Berthold: L’Heure Bleue

Inna, bless her, spent two hours in the kitchen with her pinny on labouring over the menu for my birthday, while I took myself off to the bathroom for a fragrant relaxing soak, taking care to keep my injured eye dry. Without its pink cupcake cover, the wound and surrounding bruise looked ghoulish — but ghoulish is sexier than comical, I surmised. Though of course you can never tell with women.

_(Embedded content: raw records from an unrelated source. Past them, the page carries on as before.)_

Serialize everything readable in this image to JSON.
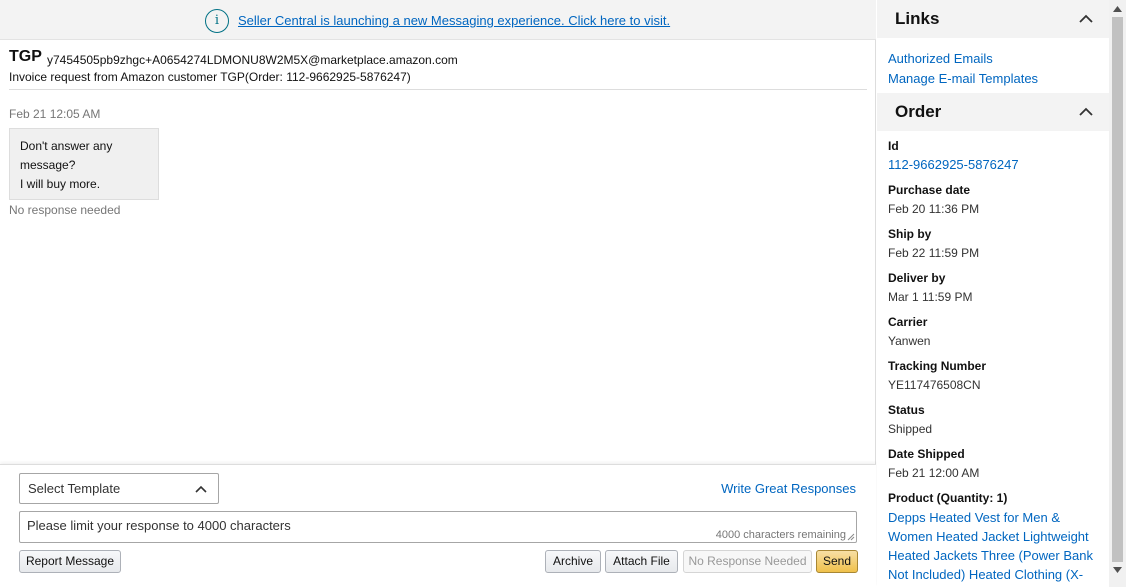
{
  "banner": {
    "icon": "info-icon",
    "icon_glyph": "i",
    "link_text": "Seller Central is launching a new Messaging experience. Click here to visit."
  },
  "header": {
    "buyer_name": "TGP",
    "buyer_email": "y7454505pb9zhgc+A0654274LDMONU8W2M5X@marketplace.amazon.com",
    "subject": "Invoice request from Amazon customer TGP(Order: 112-9662925-5876247)"
  },
  "message": {
    "timestamp": "Feb 21 12:05 AM",
    "lines": [
      "Don't answer any",
      "message?",
      "I will buy more."
    ],
    "status": "No response needed"
  },
  "composer": {
    "template_label": "Select Template",
    "write_link": "Write Great Responses",
    "placeholder": "Please limit your response to 4000 characters",
    "char_count": "4000  characters remaining",
    "buttons": {
      "report": "Report Message",
      "archive": "Archive",
      "attach": "Attach File",
      "no_response": "No Response Needed",
      "send": "Send"
    }
  },
  "side": {
    "links_title": "Links",
    "links": [
      "Authorized Emails",
      "Manage E-mail Templates"
    ],
    "order_title": "Order",
    "fields": [
      {
        "label": "Id",
        "value": "112-9662925-5876247"
      },
      {
        "label": "Purchase date",
        "value": "Feb 20 11:36 PM"
      },
      {
        "label": "Ship by",
        "value": "Feb 22 11:59 PM"
      },
      {
        "label": "Deliver by",
        "value": "Mar 1 11:59 PM"
      },
      {
        "label": "Carrier",
        "value": "Yanwen"
      },
      {
        "label": "Tracking Number",
        "value": "YE117476508CN"
      },
      {
        "label": "Status",
        "value": "Shipped"
      },
      {
        "label": "Date Shipped",
        "value": "Feb 21 12:00 AM"
      }
    ],
    "product_label": "Product (Quantity: 1)",
    "product_text": "Depps Heated Vest for Men & Women Heated Jacket Lightweight Heated Jackets Three (Power Bank Not Included) Heated Clothing (X-"
  },
  "colors": {
    "link": "#0066c0",
    "send_button": "#f0c14b",
    "panel_header": "#f3f3f3"
  }
}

I splashed myself with Eau Sauvage and put on my cream M&S 100 % cotton shirt, freshly washed and pressed (by Inna) after its last outing at Mother’s funeral, but the suit wasn’t back from the dry cleaner’s yet, so I wore my black jeans. Inna wore her black skirt and silk blouse, with her pearl earrings and her hair pinned up with a tortoiseshell comb for the occasion. She had put on lipstick and sprayed on some of Mother’s perfume to cover up the smell of cooking. The moody musky fragrance of L’Heure Bleue awoke in me a sentiment of nostalgia and longing akin to love, and I poured us a little aperitif of sweet sherry from Lidl in memory. Then we sat down at the table to await the arrival of the woman who, I felt in my bones, would change my life. As the minutes ticked by, my eyes strayed more than once to the brass casket on the mantelpiece containing Mother’s mortal remains and I even imagined I heard her whisper a tender admonishment to get married again, and to keep always to the sunny side. I felt her presence in the room, certain that she was glad and excited for me on this important evening as I waited.

And waited.

And waited.

At half past eight I said to Inna, ‘Are you sure you invited her? Are you sure she said she’ll come?’

‘Definitely I ev invited. Half of seven. She said no vegetable okay.’

‘God is dead! Shut up, Indunky Smeet!’ Flossie was anxious too, and sounding off randomly.

At nine o’clock I said, ‘Hadn’t you better go and find out what happened?’